Die FDP muss sich neu erfinden
Rainer Brüderle ist nicht die Alternative zu Philipp Rösler
Beinahe hätte sich Mitleid breitgemacht im Gefühlskostüm des Beobachters von Philipp Rösler in der Stuttgarter Staatsoper. Leise, immer nach aufmunternden Blicken suchend, lavierte sich der Vorsitzende der FDP durch seine Rede.
Aber ausbleibende Jubelstürme und nur wenig Applaus stellten ihm das Zeugnis aus, dessen Inhalt er schon vorher erwartet haben wird: Klassenziel nicht erreicht. Rösler wird als wohl größte Fehlbesetzung in die Geschichte seiner Partei eingehen. Die Frage ist nur noch, wann er abtreten muss.
Aber Mitleid ist dennoch fehl am Platze. Der Mediziner ist schließlich nicht in das Amt gezwungen worden. Er stand vielmehr Gewehr bei Fuß, als es darum ging, den damals ungeliebten Parteichef Guido Westerwelle abzusetzen.
Dessen Gerede von „spätrömischer Dekadenz“ und „anstrengungslosem Wohlstand“ hat der FDP zwar mehr geschadet, als Rösler es je könnte. Aber Westerwelle ist längst rehabilitiert. Rösler hingegen hat nie in den Anzug gepasst, den er sich überzog.
Wenn Mitleid überhaupt angebracht ist, dann mit jenen, denen die FDP, denen der Gedanke von Freiheit und Bürgerrechten viel bedeutet. Sie werden von ihrer einstigen politischen Heimat seit Jahr und Tag verstoßen. An diesem Eindruck konnte auch das Dreikönigstreffen von Sonntag nichts ändern.
Es ging wieder nicht um die Sache, um Standpunkte und Inhalte. Es ging um das Personal. Die Führungskräfte konnten nachher zum Gruppenbild noch so sehr in die Kamera strahlen. Sie überblendeten nicht, dass diese Partei zerstritten ist und seit 2009 führungslos von Wahlniederlage zu Wahlniederlage taumelt.
Wahrscheinlich haben jene recht, die nicht glauben, dass die FDP noch bis zum ordentlichen Parteitag im Mai damit warten kann, einen neuen Vorsitzenden zu wählen.

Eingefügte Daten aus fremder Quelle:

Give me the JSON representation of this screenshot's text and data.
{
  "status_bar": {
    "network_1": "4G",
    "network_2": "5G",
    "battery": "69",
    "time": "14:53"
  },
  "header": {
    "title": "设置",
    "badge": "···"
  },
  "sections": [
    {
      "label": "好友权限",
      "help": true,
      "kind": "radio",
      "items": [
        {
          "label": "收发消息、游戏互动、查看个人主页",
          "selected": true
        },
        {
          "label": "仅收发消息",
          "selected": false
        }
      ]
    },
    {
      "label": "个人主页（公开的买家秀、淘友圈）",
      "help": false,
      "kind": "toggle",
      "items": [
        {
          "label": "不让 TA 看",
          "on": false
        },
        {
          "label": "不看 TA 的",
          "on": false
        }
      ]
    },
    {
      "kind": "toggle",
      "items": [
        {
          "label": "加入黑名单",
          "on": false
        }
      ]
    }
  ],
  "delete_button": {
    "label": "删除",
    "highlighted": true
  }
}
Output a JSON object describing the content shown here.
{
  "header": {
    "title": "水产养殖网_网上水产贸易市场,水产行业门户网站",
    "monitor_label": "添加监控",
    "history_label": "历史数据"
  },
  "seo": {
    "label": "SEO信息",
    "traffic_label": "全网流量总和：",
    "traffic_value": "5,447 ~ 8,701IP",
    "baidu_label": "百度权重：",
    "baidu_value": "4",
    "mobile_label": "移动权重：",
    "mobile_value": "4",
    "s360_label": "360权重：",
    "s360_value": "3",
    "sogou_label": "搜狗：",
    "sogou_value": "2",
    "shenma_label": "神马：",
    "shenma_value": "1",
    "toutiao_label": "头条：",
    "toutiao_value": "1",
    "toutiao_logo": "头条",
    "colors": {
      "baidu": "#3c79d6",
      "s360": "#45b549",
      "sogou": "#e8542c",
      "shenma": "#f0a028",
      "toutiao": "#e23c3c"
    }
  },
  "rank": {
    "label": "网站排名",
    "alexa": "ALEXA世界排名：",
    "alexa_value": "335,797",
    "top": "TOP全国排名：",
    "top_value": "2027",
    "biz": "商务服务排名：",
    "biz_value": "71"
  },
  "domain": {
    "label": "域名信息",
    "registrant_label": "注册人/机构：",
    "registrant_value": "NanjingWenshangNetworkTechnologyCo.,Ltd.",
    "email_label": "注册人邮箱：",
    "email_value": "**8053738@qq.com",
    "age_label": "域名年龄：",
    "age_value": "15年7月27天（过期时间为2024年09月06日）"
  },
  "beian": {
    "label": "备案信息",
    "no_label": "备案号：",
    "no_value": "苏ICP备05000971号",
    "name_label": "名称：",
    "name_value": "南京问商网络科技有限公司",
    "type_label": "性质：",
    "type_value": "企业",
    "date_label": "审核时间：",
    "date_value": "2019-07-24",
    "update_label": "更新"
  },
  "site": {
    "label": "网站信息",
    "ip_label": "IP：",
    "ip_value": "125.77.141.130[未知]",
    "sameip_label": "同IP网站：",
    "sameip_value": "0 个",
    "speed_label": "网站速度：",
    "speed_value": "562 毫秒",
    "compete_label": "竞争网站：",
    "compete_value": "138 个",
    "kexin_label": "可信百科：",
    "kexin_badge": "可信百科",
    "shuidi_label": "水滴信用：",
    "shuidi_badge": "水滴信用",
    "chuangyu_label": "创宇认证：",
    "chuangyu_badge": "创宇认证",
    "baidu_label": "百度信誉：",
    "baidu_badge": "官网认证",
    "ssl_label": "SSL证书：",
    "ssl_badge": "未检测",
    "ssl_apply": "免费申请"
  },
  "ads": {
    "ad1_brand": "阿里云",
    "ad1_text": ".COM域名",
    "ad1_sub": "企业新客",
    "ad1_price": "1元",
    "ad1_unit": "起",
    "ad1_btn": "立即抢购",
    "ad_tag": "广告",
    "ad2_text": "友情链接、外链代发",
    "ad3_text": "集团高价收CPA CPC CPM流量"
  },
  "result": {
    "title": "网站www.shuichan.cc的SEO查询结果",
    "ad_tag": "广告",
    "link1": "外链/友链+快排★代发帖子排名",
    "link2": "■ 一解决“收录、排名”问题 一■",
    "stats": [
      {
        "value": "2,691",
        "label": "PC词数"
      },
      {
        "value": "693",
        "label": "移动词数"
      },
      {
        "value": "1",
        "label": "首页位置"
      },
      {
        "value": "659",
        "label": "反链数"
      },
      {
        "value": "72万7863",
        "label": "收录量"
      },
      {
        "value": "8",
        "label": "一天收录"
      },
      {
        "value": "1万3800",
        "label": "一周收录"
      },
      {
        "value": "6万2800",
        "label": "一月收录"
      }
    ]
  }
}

Aber die Gefahr ist groß, dass ein Putsch jemanden an die Spitze brächte, der die FDP der Vergangenheit repräsentiert.
Allen Beifallsstürmen von Stuttgart zum Trotz ist nicht Rainer Brüderle die Bremse der Talfahrt. Die FDP muss sich auf ihre Wurzeln besinnen und sich gleichzeitig neu erfinden. Der das kann, sitzt in NRW. Er heißt Christian Lindner. Aber er kommt erst, wenn im Hintergrund kein Festzeltgladiator wie Brüderle mehr seine Messer wetzt.